Тюрин устроился на куче и закрыл глаза.
Вокруг каждой тумбы была небольшая площадка с песком за железным бордюрчиком. На песок не сядешь – раскаленный, но на бордюр сесть можно было. Правда, он был острым, пережимал жилы, и ноги быстро затекали. Но можно было менять положение.
Тепло было сухим и пробирающим до костей даже через одежду. По телу пробегали приятные мурашки, и чувствовалось, как инфракрасные лучи выгоняют холод, накопившийся в теле с утра. Коварная штука. Хочется так сидеть всю жизнь, пронизанным жаркими сухими иглами. Закрыть глаза и сидеть, сидеть, сидеть… Уснуть. Не сможешь упасть. Тонкие, но крепкие лучи будут поддерживать тебя все время. Понемногу мурашки затихли, и осталась только истома, клонящая в вечный сон. Полудремотное состояние, спишь наяву. Очень приятно. Потом, когда прогреешься, как следует, выходишь на сорок градусов и не чувствуешь их. Кстати, о сорока градусах… Надо ведь на обед идти… Не хочется. Но надо. Можно понемногу думать о чем-нибудь. Тем более, что здесь не никогда не приходит в голову в голову всякое дерьмо. Никакой хуйни. Только приятное. Медленное, плавное, тихое, философское. Надо на обед идти.

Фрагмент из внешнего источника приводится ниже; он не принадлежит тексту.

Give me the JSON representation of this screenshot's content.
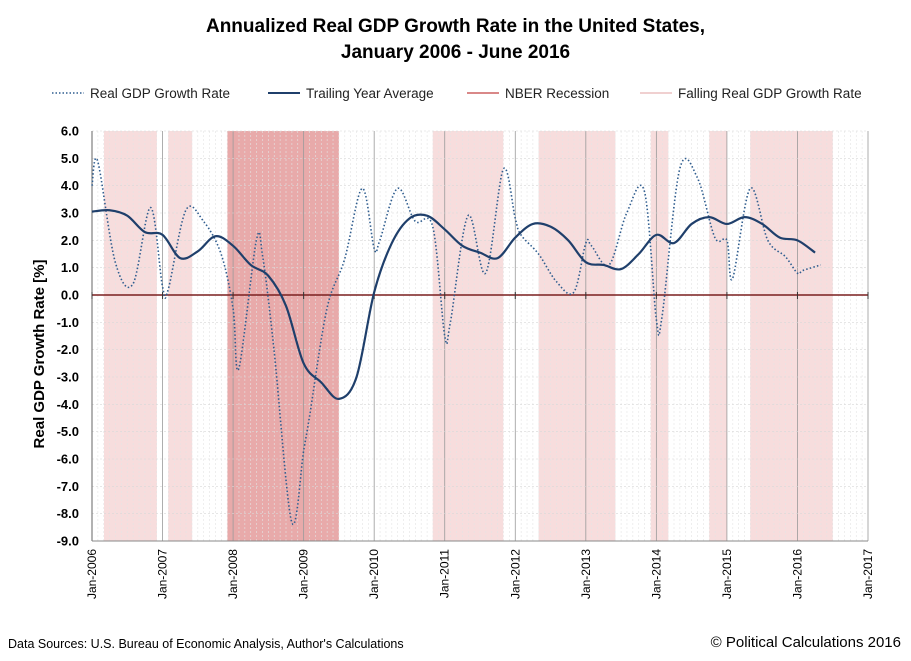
{
  "title_line1": "Annualized Real GDP Growth Rate in the United States,",
  "title_line2": "January 2006 - June 2016",
  "footer": {
    "source": "Data Sources: U.S. Bureau of Economic Analysis, Author's Calculations",
    "credit": "© Political Calculations 2016"
  },
  "colors": {
    "gdp": "#2f5d8f",
    "trailing": "#1f3f6b",
    "recession_fill": "#e8aaaa",
    "falling_fill": "#f7dddd",
    "zero_line": "#7a1f1f"
  },
  "chart_data": {
    "type": "line",
    "title": "Annualized Real GDP Growth Rate in the United States, January 2006 - June 2016",
    "xlabel": "",
    "ylabel": "Real GDP Growth Rate [%]",
    "ylim": [
      -9.0,
      6.0
    ],
    "xlim": [
      2006.0,
      2017.0
    ],
    "yticks": [
      "6.0",
      "5.0",
      "4.0",
      "3.0",
      "2.0",
      "1.0",
      "0.0",
      "-1.0",
      "-2.0",
      "-3.0",
      "-4.0",
      "-5.0",
      "-6.0",
      "-7.0",
      "-8.0",
      "-9.0"
    ],
    "xticks": [
      "Jan-2006",
      "Jan-2007",
      "Jan-2008",
      "Jan-2009",
      "Jan-2010",
      "Jan-2011",
      "Jan-2012",
      "Jan-2013",
      "Jan-2014",
      "Jan-2015",
      "Jan-2016",
      "Jan-2017"
    ],
    "legend": [
      "Real GDP Growth Rate",
      "Trailing Year Average",
      "NBER Recession",
      "Falling Real GDP Growth Rate"
    ],
    "series": [
      {
        "name": "Real GDP Growth Rate",
        "style": "dotted",
        "x": [
          2006.0,
          2006.08,
          2006.33,
          2006.58,
          2006.83,
          2007.0,
          2007.08,
          2007.33,
          2007.58,
          2007.83,
          2008.0,
          2008.08,
          2008.33,
          2008.42,
          2008.58,
          2008.83,
          2009.0,
          2009.08,
          2009.33,
          2009.58,
          2009.83,
          2010.0,
          2010.08,
          2010.33,
          2010.58,
          2010.83,
          2011.0,
          2011.08,
          2011.33,
          2011.58,
          2011.83,
          2012.0,
          2012.08,
          2012.33,
          2012.58,
          2012.83,
          2013.0,
          2013.08,
          2013.33,
          2013.58,
          2013.83,
          2014.0,
          2014.08,
          2014.33,
          2014.58,
          2014.83,
          2015.0,
          2015.08,
          2015.33,
          2015.58,
          2015.83,
          2016.0,
          2016.08,
          2016.33
        ],
        "values": [
          4.0,
          4.9,
          1.2,
          0.4,
          3.2,
          0.3,
          0.2,
          3.1,
          2.7,
          1.5,
          -0.5,
          -2.7,
          2.0,
          1.4,
          -2.0,
          -8.3,
          -5.7,
          -4.5,
          -0.5,
          1.3,
          3.9,
          1.7,
          2.0,
          3.9,
          2.7,
          2.5,
          -1.5,
          -1.0,
          2.9,
          0.8,
          4.6,
          2.8,
          2.2,
          1.5,
          0.5,
          0.1,
          1.9,
          1.8,
          1.1,
          3.0,
          3.8,
          -0.9,
          -0.8,
          4.6,
          4.3,
          2.1,
          2.0,
          0.6,
          3.9,
          2.0,
          1.4,
          0.8,
          0.9,
          1.1
        ]
      },
      {
        "name": "Trailing Year Average",
        "style": "solid",
        "x": [
          2006.0,
          2006.25,
          2006.5,
          2006.75,
          2007.0,
          2007.25,
          2007.5,
          2007.75,
          2008.0,
          2008.25,
          2008.5,
          2008.75,
          2009.0,
          2009.25,
          2009.5,
          2009.75,
          2010.0,
          2010.25,
          2010.5,
          2010.75,
          2011.0,
          2011.25,
          2011.5,
          2011.75,
          2012.0,
          2012.25,
          2012.5,
          2012.75,
          2013.0,
          2013.25,
          2013.5,
          2013.75,
          2014.0,
          2014.25,
          2014.5,
          2014.75,
          2015.0,
          2015.25,
          2015.5,
          2015.75,
          2016.0,
          2016.25
        ],
        "values": [
          3.05,
          3.1,
          2.9,
          2.3,
          2.2,
          1.35,
          1.6,
          2.15,
          1.8,
          1.1,
          0.7,
          -0.4,
          -2.5,
          -3.2,
          -3.8,
          -3.0,
          0.1,
          1.9,
          2.8,
          2.9,
          2.4,
          1.8,
          1.55,
          1.35,
          2.1,
          2.6,
          2.5,
          2.0,
          1.2,
          1.1,
          0.95,
          1.5,
          2.2,
          1.9,
          2.6,
          2.85,
          2.6,
          2.85,
          2.6,
          2.1,
          2.0,
          1.55
        ]
      }
    ],
    "recession_ranges": [
      [
        2007.92,
        2009.5
      ]
    ],
    "falling_ranges": [
      [
        2006.17,
        2006.92
      ],
      [
        2007.08,
        2007.42
      ],
      [
        2010.83,
        2011.83
      ],
      [
        2012.33,
        2013.42
      ],
      [
        2013.92,
        2014.17
      ],
      [
        2014.75,
        2015.0
      ],
      [
        2015.33,
        2016.5
      ]
    ]
  }
}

Ясюченя встал и поплелся к выходу, стараясь не расплескать по дороге тепло.
Он взял полный суп, несколько кусков белого хлеба и котлеты с макаронами. На компот, талона в пятьдесят копеек уже не хватило. А чаю не было.
Когда он доедал суп, подошли со своими подносами калининградцы и сели за его стол. Потом Тюрин пошел к раздаче, взял три стакана сметаны и три куска пирога. Пирог, это он так только у них, у вологодских называется, на самом деле это просто лепешка, намазанная сметаной и запеченная. Тюрин спокойно прошел мимо кассирши к столу. Та проводила его взглядом, но так и не поняла, заплатил он за них, или нет?